Trump boasted of withdrawing from the “job-killing” Trans-Pacific Partnership (which, in fact, would have increased jobs and provided a multinational bulwark against the Chinese expansion that he, elsewhere in the speech, so loathed and for which he blames Biden). He also hailed his support for the Keystone pipeline (which has since been stopped), his withdrawal from the “unfair and costly Paris Climate Accord” (whose provisions are voluntary), and, of course the Iran nuclear deal (which, far from exerting extreme pressure on Iran, has resulted in the resumption of Iran’s nuclear program).

He called for members of the Border Patrol to rise and be applauded, without saying anything about the families separated and children locked in cages along the border.

He once again claimed to have “done more for the African American community than any president since Abraham Lincoln”—ignoring Harry Truman’s integration of the military, Lyndon Johnson’s passage of the Civil Rights Act and the Voting Rights Act, and many other accomplishments. One might wonder, if this is true, why polls show just 5 percent of Black voters supporting him.

“When I took office,” he said, “the Middle East was in total chaos.” Then he destroyed the ISIS Caliphate and killed Iran’s “number one terrorist, Qasem Soleimani.” First, the anti-ISIS campaign was a slightly accelerated version of the strategy approved by President Obama. Second, ISIS militias are still active in the Middle East and Africa. Third, the Middle East is still in chaos, and Trump has offered no diplomatic initiatives to calm it.

Then came more lies about Biden, who, he said, “has promised to abolish the production of American oil, coal, shale, and natural gas.” Not even the most extreme Green New Deal advocates have gone this far, and Biden is not among them. He also said Biden has vowed to “close down Charter Schools”—another falsehood. He said the Democratic Party supports “extreme late-term abortions,” which isn’t true.
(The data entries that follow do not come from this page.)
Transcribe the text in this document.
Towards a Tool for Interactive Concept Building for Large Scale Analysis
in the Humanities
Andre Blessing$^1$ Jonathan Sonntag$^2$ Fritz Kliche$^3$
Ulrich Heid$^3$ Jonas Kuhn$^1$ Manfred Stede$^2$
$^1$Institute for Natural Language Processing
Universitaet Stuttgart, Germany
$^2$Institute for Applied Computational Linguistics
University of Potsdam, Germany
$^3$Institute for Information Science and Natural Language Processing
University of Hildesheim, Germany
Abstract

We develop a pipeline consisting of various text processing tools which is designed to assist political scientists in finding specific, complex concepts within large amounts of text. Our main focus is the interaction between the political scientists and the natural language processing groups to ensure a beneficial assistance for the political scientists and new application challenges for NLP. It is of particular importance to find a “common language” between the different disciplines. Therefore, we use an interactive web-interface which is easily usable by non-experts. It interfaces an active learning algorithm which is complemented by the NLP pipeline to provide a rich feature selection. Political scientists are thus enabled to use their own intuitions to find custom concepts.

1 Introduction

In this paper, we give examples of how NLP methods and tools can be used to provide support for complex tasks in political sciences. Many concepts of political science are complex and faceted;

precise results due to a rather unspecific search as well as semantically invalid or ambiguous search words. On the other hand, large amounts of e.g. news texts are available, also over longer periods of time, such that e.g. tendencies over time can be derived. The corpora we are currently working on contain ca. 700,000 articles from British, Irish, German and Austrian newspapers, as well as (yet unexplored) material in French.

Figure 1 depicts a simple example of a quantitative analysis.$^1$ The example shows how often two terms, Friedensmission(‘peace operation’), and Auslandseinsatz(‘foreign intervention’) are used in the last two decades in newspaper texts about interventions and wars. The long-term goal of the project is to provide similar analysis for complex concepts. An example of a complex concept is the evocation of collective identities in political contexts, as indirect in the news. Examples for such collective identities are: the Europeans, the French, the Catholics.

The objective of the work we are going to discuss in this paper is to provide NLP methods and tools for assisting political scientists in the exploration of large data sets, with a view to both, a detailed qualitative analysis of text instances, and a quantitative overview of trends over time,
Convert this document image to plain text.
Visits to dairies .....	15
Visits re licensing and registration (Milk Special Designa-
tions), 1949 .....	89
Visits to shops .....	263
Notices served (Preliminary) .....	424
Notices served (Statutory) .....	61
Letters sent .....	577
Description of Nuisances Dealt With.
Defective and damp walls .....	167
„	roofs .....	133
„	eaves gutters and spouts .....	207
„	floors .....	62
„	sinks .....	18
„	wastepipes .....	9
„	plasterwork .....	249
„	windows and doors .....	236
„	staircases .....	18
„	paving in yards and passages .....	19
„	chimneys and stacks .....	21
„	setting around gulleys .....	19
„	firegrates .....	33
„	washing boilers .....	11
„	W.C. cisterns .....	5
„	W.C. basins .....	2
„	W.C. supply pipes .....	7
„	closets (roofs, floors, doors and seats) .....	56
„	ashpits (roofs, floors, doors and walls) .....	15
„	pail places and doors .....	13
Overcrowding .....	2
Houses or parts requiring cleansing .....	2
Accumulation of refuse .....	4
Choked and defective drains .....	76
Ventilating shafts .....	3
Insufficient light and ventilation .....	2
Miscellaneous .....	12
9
“If you give power to Joe Biden,” he went on, “the radical left will defund police departments all across America.” Biden has explicitly opposed defunding police. Finally: “If the left gains power, they will demolish the suburbs, confiscate your guns, and appoint justices who will wipe away your Second Amendment and other constitutional freedoms.”

Does anybody believe this? Trump’s strategy is to instill enough fear in enough people that they come to believe it enough to give him their vote. If he gets away with this, who knows what he’ll try to push in four more years.